Le don de soi est récompensé, car leur générosité s’avère très gratifiante. Les changements constatés chez les jeunes et la reconnaissance de la part des professionnels de la protection de la jeunesse les confortent dans leur choix.
« Quand on arrive en cour, le juge, la travailleuse sociale de l’enfant, la travailleuse sociale de la mère, même la mère étaient très sereins que sa fille soit chez nous. […] Puis le juge il dit : « c’est grâce à vous madame, vous avez pu mettre un équilibre pour cet enfant-là, pour qu’elle soit en paix ». »
Accueillir plutôt que désirer un enfant
Le désir d’accueillir un enfant et de faire sa part pour la société est donc bien plus important que le souhait d’être un parent. À cet égard, la plupart préfèrent accueillir plusieurs enfants, puisqu’ils veulent créer une famille nombreuse soudée au-delà du lien parent-enfant.
À l’inverse, les parents des familles d’accueil en Banque-mixte, qui accueillent des enfants dans le but de les adopter, sont davantage guidés par la motivation de faire de l’enfant accueilli, leur enfant. À leur avis, l’expérience de famille d’accueil régulière ne leur permet pas de réaliser leur projet parental de façon satisfaisante.
Un nouveau statut pour le parent d’accueil ?
La position de famille d’accueil régulière est complexe : l’identité de « parent » d’accueil implique une intimité et un don de soi importants, qui sont mis à l’épreuve par le caractère temporaire des placements ainsi que l’absence de reconnaissance d’un statut parental.
Le Québec connaît une pénurie de familles d’accueil régulières, comme le rapporte la Direction de la protection de la jeunesse depuis plusieurs années. Vieillesse, maladie, séparation, retraites des parents d’accueil : un renouvellement est nécessaire. Comment rejoindre et attirer des familles potentielles ? Une exploration du point de vue des familles qui hésitent à devenir famille d’accueil, qui ont arrêté de l’être, ou dont on a refusé la demande, permettrait d’offrir des réponses à ces questions.

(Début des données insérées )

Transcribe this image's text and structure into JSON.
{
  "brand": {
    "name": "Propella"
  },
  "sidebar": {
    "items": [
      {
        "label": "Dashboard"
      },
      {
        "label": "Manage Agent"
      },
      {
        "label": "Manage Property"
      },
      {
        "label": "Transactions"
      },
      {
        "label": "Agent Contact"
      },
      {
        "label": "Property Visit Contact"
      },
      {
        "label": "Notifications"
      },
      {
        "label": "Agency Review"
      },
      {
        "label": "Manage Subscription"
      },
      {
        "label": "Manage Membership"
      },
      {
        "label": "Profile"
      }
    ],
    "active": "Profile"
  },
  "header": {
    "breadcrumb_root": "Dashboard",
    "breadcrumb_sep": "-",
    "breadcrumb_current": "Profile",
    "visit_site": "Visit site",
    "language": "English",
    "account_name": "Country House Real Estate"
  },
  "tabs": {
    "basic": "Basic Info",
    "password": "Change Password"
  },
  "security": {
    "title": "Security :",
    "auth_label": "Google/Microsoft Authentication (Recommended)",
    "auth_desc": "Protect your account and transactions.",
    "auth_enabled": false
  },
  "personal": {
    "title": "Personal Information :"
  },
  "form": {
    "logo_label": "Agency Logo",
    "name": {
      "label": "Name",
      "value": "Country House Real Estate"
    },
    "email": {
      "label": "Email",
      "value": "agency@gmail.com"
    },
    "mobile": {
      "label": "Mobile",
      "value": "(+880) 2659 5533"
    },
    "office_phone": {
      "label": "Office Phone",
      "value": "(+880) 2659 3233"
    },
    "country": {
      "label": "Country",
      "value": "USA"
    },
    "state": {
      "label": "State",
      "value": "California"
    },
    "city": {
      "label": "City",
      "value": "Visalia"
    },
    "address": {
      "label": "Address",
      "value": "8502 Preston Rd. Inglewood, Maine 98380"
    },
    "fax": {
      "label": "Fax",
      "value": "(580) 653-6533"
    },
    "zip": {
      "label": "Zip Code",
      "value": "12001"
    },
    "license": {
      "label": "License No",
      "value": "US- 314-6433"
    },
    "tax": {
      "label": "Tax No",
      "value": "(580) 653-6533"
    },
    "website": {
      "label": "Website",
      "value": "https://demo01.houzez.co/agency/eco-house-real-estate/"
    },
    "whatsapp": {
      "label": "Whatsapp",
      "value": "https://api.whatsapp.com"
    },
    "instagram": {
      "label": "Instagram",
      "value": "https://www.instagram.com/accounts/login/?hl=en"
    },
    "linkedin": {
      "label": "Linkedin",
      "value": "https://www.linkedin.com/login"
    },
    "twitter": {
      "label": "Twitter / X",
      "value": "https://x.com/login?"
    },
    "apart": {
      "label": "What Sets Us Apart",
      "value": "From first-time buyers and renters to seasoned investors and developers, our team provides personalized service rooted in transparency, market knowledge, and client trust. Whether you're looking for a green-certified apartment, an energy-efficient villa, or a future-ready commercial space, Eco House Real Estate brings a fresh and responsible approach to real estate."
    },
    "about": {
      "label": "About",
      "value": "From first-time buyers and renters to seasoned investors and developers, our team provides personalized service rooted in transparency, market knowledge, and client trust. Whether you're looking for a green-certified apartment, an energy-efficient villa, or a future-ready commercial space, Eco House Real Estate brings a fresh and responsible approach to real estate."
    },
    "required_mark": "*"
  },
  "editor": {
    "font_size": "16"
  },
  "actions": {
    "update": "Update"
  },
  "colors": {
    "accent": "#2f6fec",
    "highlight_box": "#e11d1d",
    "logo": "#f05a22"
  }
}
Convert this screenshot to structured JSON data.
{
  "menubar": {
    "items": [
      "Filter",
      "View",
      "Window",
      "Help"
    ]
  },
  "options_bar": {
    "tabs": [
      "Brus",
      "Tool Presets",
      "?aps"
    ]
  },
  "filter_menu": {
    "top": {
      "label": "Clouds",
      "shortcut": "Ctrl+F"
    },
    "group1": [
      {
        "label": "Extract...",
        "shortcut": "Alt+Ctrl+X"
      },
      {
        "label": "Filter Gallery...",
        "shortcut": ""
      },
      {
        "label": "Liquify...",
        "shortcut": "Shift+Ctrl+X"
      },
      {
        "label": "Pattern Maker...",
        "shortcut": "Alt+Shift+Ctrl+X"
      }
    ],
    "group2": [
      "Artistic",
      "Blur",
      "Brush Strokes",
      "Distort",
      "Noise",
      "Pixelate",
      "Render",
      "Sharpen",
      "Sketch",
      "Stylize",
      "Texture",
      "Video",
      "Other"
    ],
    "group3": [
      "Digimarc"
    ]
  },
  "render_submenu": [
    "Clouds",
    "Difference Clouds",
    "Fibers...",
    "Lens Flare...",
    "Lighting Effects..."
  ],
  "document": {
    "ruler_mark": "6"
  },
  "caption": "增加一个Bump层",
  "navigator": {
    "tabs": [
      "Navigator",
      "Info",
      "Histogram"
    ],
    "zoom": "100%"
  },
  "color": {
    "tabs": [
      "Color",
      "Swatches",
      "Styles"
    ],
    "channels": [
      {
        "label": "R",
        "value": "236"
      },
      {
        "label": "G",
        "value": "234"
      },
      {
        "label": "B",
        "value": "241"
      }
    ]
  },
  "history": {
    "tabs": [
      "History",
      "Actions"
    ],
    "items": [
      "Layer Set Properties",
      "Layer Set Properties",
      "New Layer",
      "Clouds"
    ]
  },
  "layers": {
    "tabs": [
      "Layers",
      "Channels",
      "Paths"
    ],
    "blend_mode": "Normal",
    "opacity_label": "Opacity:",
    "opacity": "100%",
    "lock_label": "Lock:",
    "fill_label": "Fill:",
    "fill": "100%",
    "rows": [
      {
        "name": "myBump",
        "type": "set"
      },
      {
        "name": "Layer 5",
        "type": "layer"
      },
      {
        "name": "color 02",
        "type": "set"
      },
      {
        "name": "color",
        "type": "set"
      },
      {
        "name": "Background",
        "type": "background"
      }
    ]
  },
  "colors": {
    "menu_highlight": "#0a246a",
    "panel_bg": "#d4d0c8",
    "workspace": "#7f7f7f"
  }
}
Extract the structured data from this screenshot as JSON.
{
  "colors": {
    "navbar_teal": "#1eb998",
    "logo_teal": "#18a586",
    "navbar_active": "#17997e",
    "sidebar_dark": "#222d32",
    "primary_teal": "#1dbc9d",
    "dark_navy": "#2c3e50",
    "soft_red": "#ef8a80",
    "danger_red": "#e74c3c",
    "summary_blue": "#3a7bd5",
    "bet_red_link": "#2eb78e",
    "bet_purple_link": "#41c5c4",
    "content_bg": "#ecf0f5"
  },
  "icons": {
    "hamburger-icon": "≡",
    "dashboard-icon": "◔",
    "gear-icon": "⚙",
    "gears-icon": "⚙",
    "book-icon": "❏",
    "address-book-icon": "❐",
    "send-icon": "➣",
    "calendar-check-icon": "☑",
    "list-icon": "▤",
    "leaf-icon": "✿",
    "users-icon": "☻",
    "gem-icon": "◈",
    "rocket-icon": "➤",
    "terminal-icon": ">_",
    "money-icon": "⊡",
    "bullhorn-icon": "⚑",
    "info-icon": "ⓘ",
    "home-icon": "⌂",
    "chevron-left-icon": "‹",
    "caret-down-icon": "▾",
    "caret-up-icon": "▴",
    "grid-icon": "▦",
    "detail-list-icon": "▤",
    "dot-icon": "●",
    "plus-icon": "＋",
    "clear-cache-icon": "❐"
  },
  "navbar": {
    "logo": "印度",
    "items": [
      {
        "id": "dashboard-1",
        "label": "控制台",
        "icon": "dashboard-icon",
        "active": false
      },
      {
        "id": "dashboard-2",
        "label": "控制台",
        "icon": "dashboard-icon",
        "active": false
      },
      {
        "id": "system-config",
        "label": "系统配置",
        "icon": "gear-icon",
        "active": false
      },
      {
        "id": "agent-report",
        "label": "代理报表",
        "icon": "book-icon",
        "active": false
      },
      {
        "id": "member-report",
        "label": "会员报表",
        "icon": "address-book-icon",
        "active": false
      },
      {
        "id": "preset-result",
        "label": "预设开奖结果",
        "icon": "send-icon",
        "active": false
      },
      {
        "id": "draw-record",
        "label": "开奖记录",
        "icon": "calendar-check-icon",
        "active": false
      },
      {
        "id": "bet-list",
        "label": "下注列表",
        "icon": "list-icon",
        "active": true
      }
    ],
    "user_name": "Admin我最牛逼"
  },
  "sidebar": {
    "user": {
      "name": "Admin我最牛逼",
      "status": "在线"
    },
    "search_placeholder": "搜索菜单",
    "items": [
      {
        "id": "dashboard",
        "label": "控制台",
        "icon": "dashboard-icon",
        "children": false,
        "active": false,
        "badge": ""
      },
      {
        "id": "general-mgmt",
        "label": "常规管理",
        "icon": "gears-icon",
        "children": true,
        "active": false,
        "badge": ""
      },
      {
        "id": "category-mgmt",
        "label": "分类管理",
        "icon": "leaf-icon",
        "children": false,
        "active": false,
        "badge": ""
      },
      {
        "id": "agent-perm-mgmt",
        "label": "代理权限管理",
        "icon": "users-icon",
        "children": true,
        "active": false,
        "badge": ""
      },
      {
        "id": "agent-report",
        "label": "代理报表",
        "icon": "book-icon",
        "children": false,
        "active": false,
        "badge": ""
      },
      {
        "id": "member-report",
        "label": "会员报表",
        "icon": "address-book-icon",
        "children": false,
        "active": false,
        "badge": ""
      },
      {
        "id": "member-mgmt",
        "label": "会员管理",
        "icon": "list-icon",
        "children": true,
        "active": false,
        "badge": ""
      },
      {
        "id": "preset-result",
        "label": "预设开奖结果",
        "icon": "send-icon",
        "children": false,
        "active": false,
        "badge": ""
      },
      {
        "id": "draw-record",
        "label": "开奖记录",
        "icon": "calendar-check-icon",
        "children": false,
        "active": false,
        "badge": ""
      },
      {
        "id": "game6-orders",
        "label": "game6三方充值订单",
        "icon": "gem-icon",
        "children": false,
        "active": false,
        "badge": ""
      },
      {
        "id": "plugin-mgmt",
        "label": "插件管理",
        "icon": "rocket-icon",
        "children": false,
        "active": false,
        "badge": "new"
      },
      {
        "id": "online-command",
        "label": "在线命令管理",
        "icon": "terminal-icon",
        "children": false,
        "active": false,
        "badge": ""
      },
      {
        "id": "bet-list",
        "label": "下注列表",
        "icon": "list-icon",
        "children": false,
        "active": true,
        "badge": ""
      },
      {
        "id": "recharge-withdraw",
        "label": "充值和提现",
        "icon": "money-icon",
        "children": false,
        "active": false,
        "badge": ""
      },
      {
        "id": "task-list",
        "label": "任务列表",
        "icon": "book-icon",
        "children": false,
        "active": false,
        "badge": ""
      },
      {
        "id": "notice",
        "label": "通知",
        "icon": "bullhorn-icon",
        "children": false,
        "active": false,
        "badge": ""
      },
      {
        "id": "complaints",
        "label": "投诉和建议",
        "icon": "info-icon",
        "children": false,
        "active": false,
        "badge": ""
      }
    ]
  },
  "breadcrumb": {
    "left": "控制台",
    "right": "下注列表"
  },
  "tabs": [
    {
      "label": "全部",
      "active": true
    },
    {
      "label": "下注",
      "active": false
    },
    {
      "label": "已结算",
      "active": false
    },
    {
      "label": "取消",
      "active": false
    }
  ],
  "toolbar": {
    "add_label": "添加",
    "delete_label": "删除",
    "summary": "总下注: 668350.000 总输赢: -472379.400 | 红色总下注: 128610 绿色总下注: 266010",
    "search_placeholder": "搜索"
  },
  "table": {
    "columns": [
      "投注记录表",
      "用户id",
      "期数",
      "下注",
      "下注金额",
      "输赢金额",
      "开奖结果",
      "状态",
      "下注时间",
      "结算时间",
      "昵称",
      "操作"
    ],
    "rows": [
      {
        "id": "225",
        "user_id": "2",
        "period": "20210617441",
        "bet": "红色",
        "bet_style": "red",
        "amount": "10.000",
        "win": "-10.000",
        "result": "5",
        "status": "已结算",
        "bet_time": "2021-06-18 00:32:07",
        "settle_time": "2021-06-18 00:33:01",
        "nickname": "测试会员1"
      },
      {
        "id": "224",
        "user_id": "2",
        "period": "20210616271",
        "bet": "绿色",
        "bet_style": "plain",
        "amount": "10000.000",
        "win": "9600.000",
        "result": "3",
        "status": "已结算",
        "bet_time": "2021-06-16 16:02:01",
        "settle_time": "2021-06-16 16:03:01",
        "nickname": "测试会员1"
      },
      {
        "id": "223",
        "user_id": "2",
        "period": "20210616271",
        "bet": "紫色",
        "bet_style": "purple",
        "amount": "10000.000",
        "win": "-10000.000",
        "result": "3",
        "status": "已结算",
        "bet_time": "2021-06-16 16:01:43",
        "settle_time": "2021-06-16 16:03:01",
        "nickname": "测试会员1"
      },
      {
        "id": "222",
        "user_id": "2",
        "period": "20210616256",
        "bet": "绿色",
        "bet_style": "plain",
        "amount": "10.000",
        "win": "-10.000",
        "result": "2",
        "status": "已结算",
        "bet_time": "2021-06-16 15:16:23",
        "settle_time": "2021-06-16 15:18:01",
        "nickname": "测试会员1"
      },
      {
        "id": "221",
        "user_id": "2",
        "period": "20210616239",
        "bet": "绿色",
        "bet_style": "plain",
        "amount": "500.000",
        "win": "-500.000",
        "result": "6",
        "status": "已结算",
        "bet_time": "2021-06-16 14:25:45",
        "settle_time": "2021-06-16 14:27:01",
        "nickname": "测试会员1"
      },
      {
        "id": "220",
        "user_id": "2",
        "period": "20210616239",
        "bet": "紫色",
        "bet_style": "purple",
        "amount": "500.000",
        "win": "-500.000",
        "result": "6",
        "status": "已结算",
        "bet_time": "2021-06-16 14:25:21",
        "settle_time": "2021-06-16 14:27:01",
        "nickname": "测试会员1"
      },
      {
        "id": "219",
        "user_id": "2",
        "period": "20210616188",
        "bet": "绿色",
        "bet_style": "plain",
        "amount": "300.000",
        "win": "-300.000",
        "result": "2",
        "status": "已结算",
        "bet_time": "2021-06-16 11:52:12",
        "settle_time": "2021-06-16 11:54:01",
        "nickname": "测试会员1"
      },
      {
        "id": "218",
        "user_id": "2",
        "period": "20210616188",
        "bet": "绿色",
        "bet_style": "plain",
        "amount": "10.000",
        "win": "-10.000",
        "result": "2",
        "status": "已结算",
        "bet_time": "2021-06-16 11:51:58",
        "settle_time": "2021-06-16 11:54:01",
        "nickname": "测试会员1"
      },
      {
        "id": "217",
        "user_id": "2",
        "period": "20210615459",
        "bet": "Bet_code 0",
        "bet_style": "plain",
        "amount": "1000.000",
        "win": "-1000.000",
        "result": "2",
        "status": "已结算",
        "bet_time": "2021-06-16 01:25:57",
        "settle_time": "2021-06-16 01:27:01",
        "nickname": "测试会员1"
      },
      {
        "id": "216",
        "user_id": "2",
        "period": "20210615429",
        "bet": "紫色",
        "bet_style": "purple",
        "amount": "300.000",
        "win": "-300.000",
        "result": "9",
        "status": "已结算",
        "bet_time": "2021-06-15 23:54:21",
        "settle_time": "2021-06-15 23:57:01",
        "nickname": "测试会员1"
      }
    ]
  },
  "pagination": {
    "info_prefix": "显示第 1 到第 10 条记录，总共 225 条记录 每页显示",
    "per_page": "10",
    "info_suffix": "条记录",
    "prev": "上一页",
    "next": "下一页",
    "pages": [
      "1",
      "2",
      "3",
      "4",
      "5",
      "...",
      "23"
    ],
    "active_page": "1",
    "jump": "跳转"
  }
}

[1] Il existe trois types de famille d’accueil au Québec : les familles d’accueil régulières, qui accueillent des jeunes temporairement ; les familles d’accueil en Banque-mixte, qui les accueillent dans l’optique de les adopter ; et les familles d’accueil de proximité, à qui sont confiées un enfant en raison des liens significatifs qui les unissent.